📮In this week’s newsletter, we share insights from a couple of news organizations in Brazil that have been doing a nice job developing products to generate recurring revenue, hire a bunch of people and draw a straight line towards financial sustainability. Also, we are now welcoming application for consultants to collaborate with us.
This newsletter is brought to you by IPI’s Innovation Projects Manager, Sergio Spagnuolo, from his annual trip to the Abraji’s 19th International Congress of Investigative Journalism, which took place in Sao Paulo, Brazil, from 11 to 13 July.
Get the machine going
…or keep trying
Small and mid-sized news organizations face a lot of hard challenges when developing products, like lack of funding, a competitive media landscape and tough scalability. But they also have some advantages on their side, like faster decision-making and the ability to pivot from the originally planned course if needed. Unencumbered by red tape, those initiatives can focus on getting the revenue machine going with very few internal obstacles.
Jota, a legal news organization in Brazil founded in 2014, has found ways to make those advantages work nicely, creating a very tight product development cycle that has led the company into profitability. It now generates some US$5.5 million in recurring revenue per year.
“Some products take you to places very different from the newsroom and reporting and this can be used to find ways to generate recurring revenue that can support your journalism and your entire business”, said Paty Gomes, Jota’s product director, during Abraji’s 19th International Congress of Investigative Journalism, one of the biggest journalism festivals in Latin America, held in Sao Paulo in July.
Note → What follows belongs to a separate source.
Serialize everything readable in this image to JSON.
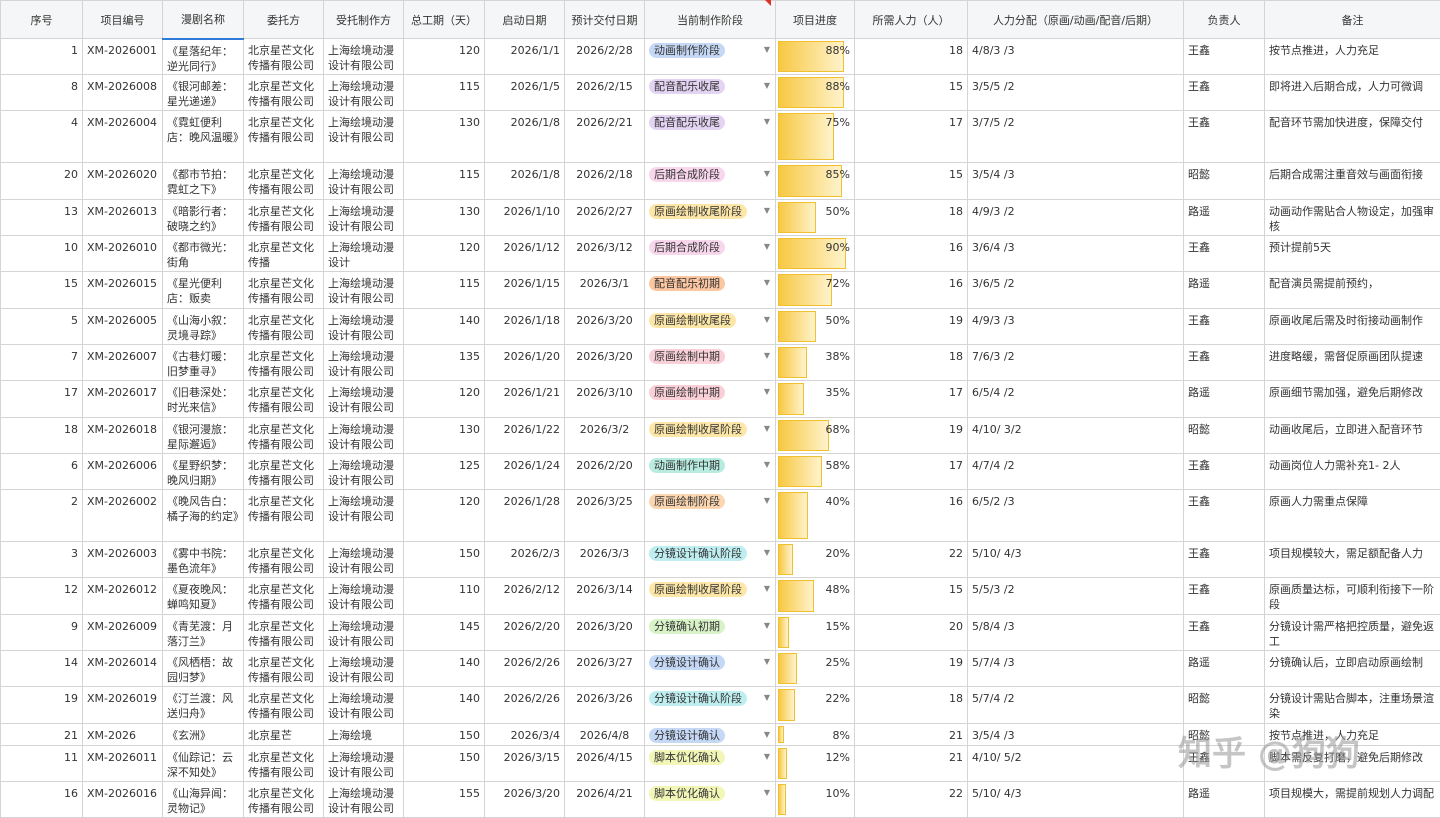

“It is all about that recurring revenue”,
says Paty Gomes, from Jota.
Jota started with five people and a single product in 2014, a US$8 paywall-based subscription service for lawyers and other legal professionals. It now has 87 workers on staff and a wide array of legal information services, especially around taxes and political risk. Its corporate products have grown so much that it will soon stop its subscription service for individuals, opening its website content for free.
More projects mean more attention
But news products also have a place for non-profit organizations. Take, for example, Revista AzMina, a woman-rights news organization from Brazil. What started in 2015 as a text-only news organization is now a multi-project news outlet, with initiatives like a website about abortion data in Brazil, a mobile app where women can ask for help if they fear they might be in danger, an AI-powered bot that monitors and analyzes women’s rights legislation in Brazil and an observatory about online violence against female candidates in Brazilian politics.
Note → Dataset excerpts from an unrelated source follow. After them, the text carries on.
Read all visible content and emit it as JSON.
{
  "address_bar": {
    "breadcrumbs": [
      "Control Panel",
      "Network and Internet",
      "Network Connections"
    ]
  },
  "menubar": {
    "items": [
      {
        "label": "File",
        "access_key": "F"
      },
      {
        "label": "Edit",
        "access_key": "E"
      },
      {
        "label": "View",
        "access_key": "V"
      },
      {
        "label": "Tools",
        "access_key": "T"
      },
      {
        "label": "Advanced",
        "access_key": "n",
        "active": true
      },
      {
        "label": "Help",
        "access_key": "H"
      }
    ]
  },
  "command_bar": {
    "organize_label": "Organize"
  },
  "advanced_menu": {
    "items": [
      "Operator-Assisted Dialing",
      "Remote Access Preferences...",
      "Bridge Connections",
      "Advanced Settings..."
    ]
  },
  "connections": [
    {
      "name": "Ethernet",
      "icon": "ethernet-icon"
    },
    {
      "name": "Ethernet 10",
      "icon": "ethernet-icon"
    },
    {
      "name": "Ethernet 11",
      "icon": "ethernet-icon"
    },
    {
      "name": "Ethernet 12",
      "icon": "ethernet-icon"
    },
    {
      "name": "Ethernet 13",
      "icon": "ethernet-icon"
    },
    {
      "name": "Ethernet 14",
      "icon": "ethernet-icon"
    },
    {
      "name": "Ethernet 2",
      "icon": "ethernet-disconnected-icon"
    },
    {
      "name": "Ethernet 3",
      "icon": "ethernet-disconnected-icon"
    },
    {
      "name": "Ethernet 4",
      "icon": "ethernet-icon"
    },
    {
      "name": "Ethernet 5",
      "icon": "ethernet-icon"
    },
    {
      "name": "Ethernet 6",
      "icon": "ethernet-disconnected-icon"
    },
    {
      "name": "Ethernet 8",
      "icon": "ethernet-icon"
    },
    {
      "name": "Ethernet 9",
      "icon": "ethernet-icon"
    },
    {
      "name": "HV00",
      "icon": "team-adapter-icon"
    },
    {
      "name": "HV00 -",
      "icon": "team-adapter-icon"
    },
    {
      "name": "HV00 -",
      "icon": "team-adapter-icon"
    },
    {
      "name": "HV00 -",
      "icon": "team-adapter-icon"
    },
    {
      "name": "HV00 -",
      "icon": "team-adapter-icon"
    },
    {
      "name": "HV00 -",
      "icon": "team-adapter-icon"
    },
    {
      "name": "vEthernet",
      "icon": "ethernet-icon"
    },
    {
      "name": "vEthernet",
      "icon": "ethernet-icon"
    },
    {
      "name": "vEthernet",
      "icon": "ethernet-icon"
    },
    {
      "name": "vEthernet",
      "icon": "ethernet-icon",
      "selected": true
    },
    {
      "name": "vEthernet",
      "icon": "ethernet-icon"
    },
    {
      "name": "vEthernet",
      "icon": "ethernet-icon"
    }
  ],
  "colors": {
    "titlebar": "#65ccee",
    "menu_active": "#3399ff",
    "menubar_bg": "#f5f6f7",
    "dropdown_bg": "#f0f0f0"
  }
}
“The interesting thing about AzMina is that it started as a magazine. So, the main focus is journalism, producing content, and reporting. However, the first major launch by our organization wasn’t for journalism, but rather for a technology product,” said content director Barbara Liborio, about their mobile app called Penhas, during the Abraji conference.
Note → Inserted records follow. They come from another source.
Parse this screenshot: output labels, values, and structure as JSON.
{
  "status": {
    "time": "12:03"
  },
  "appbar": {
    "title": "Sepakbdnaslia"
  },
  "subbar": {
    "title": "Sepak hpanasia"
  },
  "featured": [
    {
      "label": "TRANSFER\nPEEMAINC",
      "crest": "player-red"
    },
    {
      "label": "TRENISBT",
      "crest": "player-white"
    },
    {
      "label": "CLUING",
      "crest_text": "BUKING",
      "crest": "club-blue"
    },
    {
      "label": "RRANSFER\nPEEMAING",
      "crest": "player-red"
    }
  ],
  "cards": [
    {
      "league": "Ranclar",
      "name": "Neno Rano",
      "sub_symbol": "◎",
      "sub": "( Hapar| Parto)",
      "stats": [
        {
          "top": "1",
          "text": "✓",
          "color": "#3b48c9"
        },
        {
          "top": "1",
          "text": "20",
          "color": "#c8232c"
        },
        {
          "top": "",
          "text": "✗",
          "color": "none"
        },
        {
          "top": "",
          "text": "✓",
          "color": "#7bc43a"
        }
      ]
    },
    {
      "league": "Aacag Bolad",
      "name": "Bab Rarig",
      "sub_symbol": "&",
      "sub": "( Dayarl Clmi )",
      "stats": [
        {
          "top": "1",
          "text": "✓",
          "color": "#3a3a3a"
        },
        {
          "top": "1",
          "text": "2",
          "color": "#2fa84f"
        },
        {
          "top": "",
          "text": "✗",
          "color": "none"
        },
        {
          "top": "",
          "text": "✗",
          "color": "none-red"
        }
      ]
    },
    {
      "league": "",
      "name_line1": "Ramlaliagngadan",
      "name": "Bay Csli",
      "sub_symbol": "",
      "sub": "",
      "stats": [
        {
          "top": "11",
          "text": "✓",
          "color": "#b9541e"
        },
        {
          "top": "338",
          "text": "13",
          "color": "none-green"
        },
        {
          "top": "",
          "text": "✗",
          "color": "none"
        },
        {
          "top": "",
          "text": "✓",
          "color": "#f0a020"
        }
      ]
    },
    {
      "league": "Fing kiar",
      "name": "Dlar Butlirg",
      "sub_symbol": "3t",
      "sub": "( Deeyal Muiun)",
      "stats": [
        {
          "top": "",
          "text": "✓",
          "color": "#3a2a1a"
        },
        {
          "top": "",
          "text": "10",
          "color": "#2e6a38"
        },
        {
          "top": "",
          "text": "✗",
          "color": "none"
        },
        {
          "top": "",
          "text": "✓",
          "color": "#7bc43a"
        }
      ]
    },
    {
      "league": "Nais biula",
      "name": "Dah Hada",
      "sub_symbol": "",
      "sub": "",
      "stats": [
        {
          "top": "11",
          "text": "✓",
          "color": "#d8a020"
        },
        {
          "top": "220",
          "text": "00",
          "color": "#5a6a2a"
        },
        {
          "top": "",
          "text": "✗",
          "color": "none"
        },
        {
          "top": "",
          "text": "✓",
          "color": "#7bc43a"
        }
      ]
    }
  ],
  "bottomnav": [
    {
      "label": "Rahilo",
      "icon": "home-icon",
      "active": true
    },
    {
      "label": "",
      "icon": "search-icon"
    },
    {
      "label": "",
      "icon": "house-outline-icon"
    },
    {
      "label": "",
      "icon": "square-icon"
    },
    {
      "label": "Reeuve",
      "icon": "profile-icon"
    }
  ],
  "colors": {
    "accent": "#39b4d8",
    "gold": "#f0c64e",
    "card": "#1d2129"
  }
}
Because of such projects, AzMina generated in 2022 around US$600,000 in total revenues, mostly from grants and donations, contributing to other investments in the organization. “Developing several projects like these helped us get where we are today”, Liborio said.
The organization keeps renewing a lot of its funding to maintain and further improve the projects, but said it might search for another approach to generate recurring revenue, like Jota. “Sometimes funding shifts from one organization to another, and we need to think about how we can monetize our products.”